Er sah zu Rocko hinab: „Erinnerst du dich noch, wie ich dich gefragt habe, ob man sich je daran gewöhnen kann. An den Anblick dieser … Dinger?“
Er wusste noch, was Rocko geantwortet hatte: „Du gewöhnst dich an nichts. Aber du vergisst, dass es einmal Menschen waren, die da vor dir stehen. Du siehst nur noch ihre gefletschten Zähne, die dich in der Luft zerreißen wollen, siehst nur ihre Blasen schlagende Haut und riechst ihren süßlichen Atem des Todes. Sie stinken, als ob sie ihre Gesichter in die Scheißegruben der Hölle persönlich getunkt hätten. Und du wirst irgendwann so angewidert von ihnen sein und so stolz darauf, dass du verdammt noch mal immer noch am Leben bist, dass du deinen Arsch zusammenkneifst und den dümmsten Job der Welt erledigst.“
Androklus nickte.
Das Ding, das vielleicht irgendwann einmal ein Mensch gewesen war, stürzte auf ihn zu und riss kreischend den Mund weit auf, als könne es Androklus mit einem Mal verschlingen. Und Androklus erledigte den dümmsten Job der Welt für den nutzlosesten Applaus im sinnlosesten Regel um stumpf wie ein Holzmesser wieder zurück in den Käfig zu kriechen und sich von Lanista einen Eintopf servieren zu lassen.

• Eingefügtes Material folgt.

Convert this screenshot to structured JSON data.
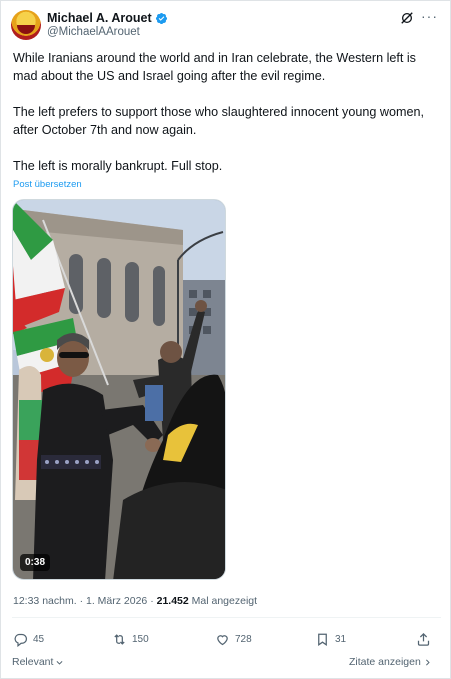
{
  "author": {
    "name": "Michael A. Arouet",
    "handle": "@MichaelAArouet"
  },
  "tweet": {
    "paragraphs": [
      "While Iranians around the world and in Iran celebrate, the Western left is mad about the US and Israel going after the evil regime.",
      "The left prefers to support those who slaughtered innocent young women, after October 7th and now again.",
      "The left is morally bankrupt. Full stop."
    ],
    "translate_label": "Post übersetzen"
  },
  "media": {
    "duration": "0:38"
  },
  "meta": {
    "time": "12:33 nachm.",
    "separator": "·",
    "date": "1. März 2026",
    "views_count": "21.452",
    "views_label": "Mal angezeigt"
  },
  "actions": {
    "replies": "45",
    "reposts": "150",
    "likes": "728",
    "bookmarks": "31"
  },
  "footer": {
    "sort_label": "Relevant",
    "quotes_label": "Zitate anzeigen"
  },
  "colors": {
    "accent": "#1d9bf0",
    "muted": "#536471",
    "text": "#0f1419"
  },
  "icons": [
    "verified-badge-icon",
    "grok-icon",
    "more-icon",
    "reply-icon",
    "repost-icon",
    "like-icon",
    "bookmark-icon",
    "share-icon",
    "chevron-down-icon",
    "chevron-right-icon"
  ]
}
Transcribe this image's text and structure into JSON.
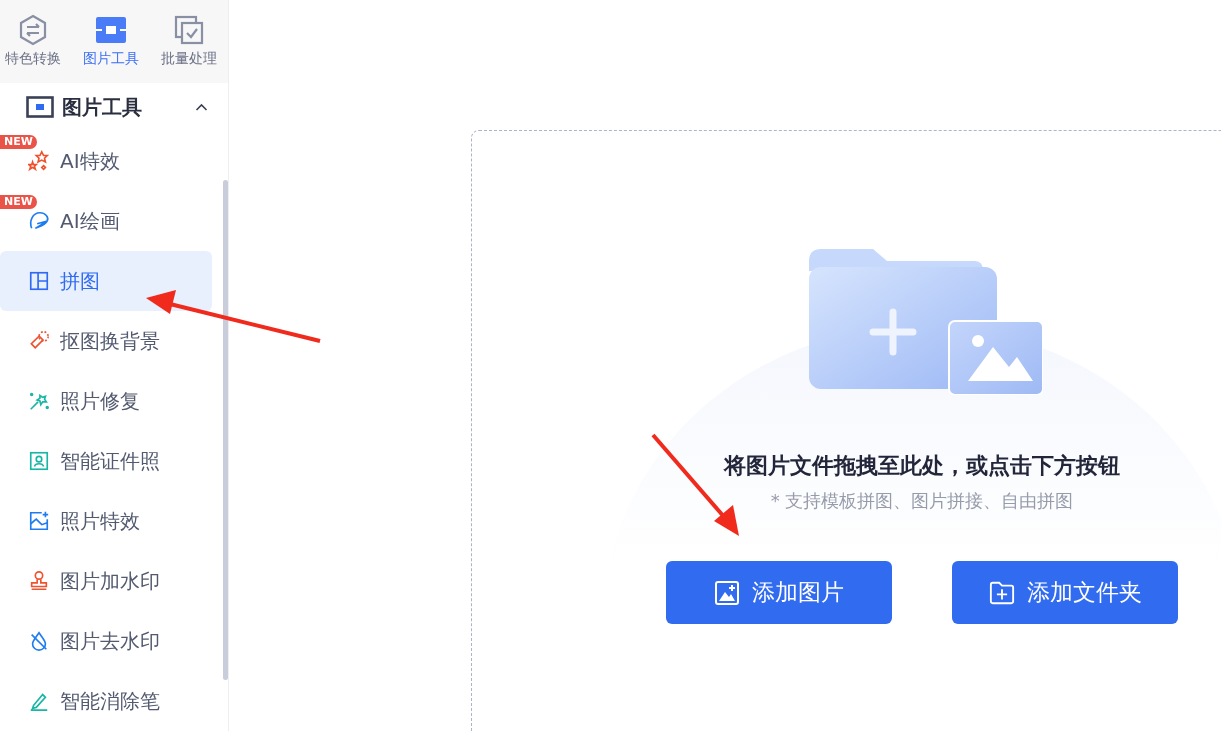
{
  "top_tabs": [
    {
      "label": "特色转换",
      "kind": "convert",
      "selected": false
    },
    {
      "label": "图片工具",
      "kind": "toolbox",
      "selected": true
    },
    {
      "label": "批量处理",
      "kind": "batch",
      "selected": false
    }
  ],
  "section": {
    "title": "图片工具",
    "expanded": true
  },
  "items": [
    {
      "label": "AI特效",
      "kind": "stars",
      "badge": "NEW",
      "selected": false
    },
    {
      "label": "AI绘画",
      "kind": "paint",
      "badge": "NEW",
      "selected": false
    },
    {
      "label": "拼图",
      "kind": "collage",
      "selected": true
    },
    {
      "label": "抠图换背景",
      "kind": "cutout",
      "selected": false
    },
    {
      "label": "照片修复",
      "kind": "wand",
      "selected": false
    },
    {
      "label": "智能证件照",
      "kind": "portrait",
      "selected": false
    },
    {
      "label": "照片特效",
      "kind": "photo",
      "selected": false
    },
    {
      "label": "图片加水印",
      "kind": "stamp",
      "selected": false
    },
    {
      "label": "图片去水印",
      "kind": "drop",
      "selected": false
    },
    {
      "label": "智能消除笔",
      "kind": "pen",
      "selected": false
    }
  ],
  "drop_zone": {
    "title": "将图片文件拖拽至此处，或点击下方按钮",
    "hint": "* 支持模板拼图、图片拼接、自由拼图",
    "buttons": [
      {
        "label": "添加图片",
        "kind": "image"
      },
      {
        "label": "添加文件夹",
        "kind": "folder"
      }
    ]
  }
}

„Danke, Lanista.“, sagte er brav.
„Halt’s Maul.“, antwortete Lanista wie immer.
Als der Sturm in den folgenden Tagen stärker wurde, blieb zum Glück auch das große Geld aus. Die Stimmung in den Käfigen unter der Arena war so lange gedrückt, bis man begriff, dass es so schnell keine Show mehr geben würde. Dann entspannten sich alle und trieben ihre Scherze über Lanista und was man alles mit ihm anstellen würde, wenn man nur könnte.
Androklus hielt sich zurück. Er war zu alt, um diesen Spott mitzumachen oder ihn lustig zu finden. Lanista kam um die Mittagszeit zu ihnen und diesmal war er zum ersten Mal seit langem nicht allein. Die anderen waren ausgelassen genug, laut zu grölen, gegen die Gitter zu schlagen und „Frischfleisch!“ zu rufen.
„Haltet’s Maul!“, rief Androklus. „Seht doch hin! Verdammt!“
Aber es half nicht. Sie lärmten, um den Neuen einzuschüchtern. Und das gelang ihnen so verdammt gut. Der Neue brach nämlich in Tränen aus. Ihm versagten die Knie und er stürzte auf den Boden, so dass er von Lanista an den Ketten über den Boden geschleift werden musste.
„Der Neue!“, rief Lanista. „Einer geht, einer kommt.“, so lautete die Regel. Rocko hatte einem neuen Gladiator Platz gemacht. Aber verdammt, Lanista!
Er schloss Androklus Tür auf und stieß den Neuen zu ihm in die Zelle.
„Bring ihm alles bei. Er geht zur nächsten Show raus.“
Androklus stürzte an die Käfigtür und bekam Lanistas Arm zu packen. Überrascht sah der Fette zu ihm hinab.
„Das kann nicht dein Ernst sein!“, sagte Androklus.
„Du kennst doch die Regeln. Einer geht, einer kommt.“
„Ja, aber … er ist noch ein Kind. Wie alt ist er? Sieben?“
„Er ist neun. Sagt er jedenfalls. Alt genug, findest du nicht? Alt genug, um in einem Käfig heutzutage am Leben gehalten zu werden und gefüttert zu werden. Oder soll ich ihn etwa rauslassen, wo diese … Monster … frei herum laufen? Und er keine Waffe bekommt.“
Androklus ließ los.
Widerwillig starrte er Lanista hinterher. Er musste ihn gehen lassen.
Auch wenn der Junge sich jetzt aus seiner Starre löste, zu ihm an die Käfigtür stürzte und laut um Gnade brüllte.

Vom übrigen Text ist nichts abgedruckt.